Faz muita falta ao cinema anglófono o tipo de irreverência que foi uma das marcas registradas de Billy Wilder, capaz até mesmo de confundir os personagens de uma mãe de família com o de uma prostituta em um dos seus filmes mais ousados, e não só para sua época - cinquenta anos atrás!!! - como no caso de Beija-me, Idiota. Não é que a irreverência tenha desaparecido do cinema atual, mas sua apresentação segue caminhos tão diversos dos de Wilder como nos filmes de Almodóvar (em outra vertente, latina) ou na mescla de violência grotesca de Tarantino e seus imitadores.
De qualquer modo, o início de A Recompensa sugere que o filme dirigido e roteirizado por Richard Shepard vai seguir uma trilha de atrevimentos: de peito nu (e não só), de frente para a câmera (encarando o público), Jude Law faz um inflamado discurso laudatório de seu pênis (claro que usando outros termos), elogiando-o com os mais insólitos adjetivos, usados e abusados de modo hiperbólico.
A inspiração do restante de lances que se pretendem (e eventualmente são) irreverentes é mesmo mais originada de uma sub-tarantinomania do que da elegância com que um Wilder desenvolvia seu sarcasmo contra os bons costumes do american way of life. Como a origem de A Recompensa é inglesa, o enredo segue um caminho mais britânico de chutar o balde ao abordar um ladrão que preferiu ficar preso a denunciar seus comparsas ou chefes. Mas que espera ser regiamente recompensado pelo silêncio que manteve durante longos 12 anos de prisão - e vem daí o título nacional.

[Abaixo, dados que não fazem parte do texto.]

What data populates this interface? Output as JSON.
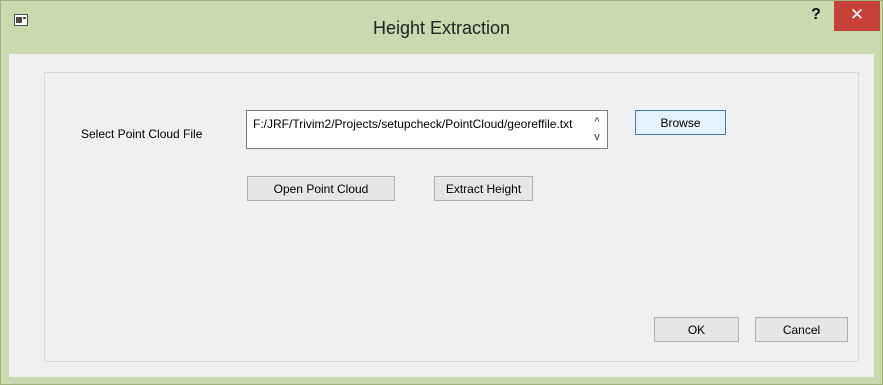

Já o título original, Dom Hemingway, contempla o personagem de Jude Law, deixando a impressão de que o filme foi feito, antes de tudo, como veículo para o ator expor seu histrionismo. Nada contra, até porque seu desempenho é bastante divertido e coadjuvado por boas “escadas” (as ótimas participações de Richard E. Grant e de Demian Bichir).
Pena que depois de começar com um elogio ensandecido ao órgão viril falte ao filme “cojones” para se manter no terreno da galhofa desenfreada. Um sub-plot melosinho entra no filme como o Credo na vida de Pilatos, talvez para agradar à plateia feminina que, querendo ver um filme com o galã Jude Law, possa ficar algo decepcionada ao encontrar o que, na maior parte do tempo, parece ser um produto mais ao gosto dos rapazes.
As cenas “familiares” do enredo dão ao filme uma espécie de dupla personalidade que praticamente emascula a trama que vinha sendo desenvolvida com alguma verve. Mesmo sem chegar aos pés de um filme de Wilder (ou mesmo de Tarantino), poderia ser uma razoável diversão, mas seu lado “meigo” chega a incomodar como um corpo totalmente estranho ao que exibe na maior parte da projeção.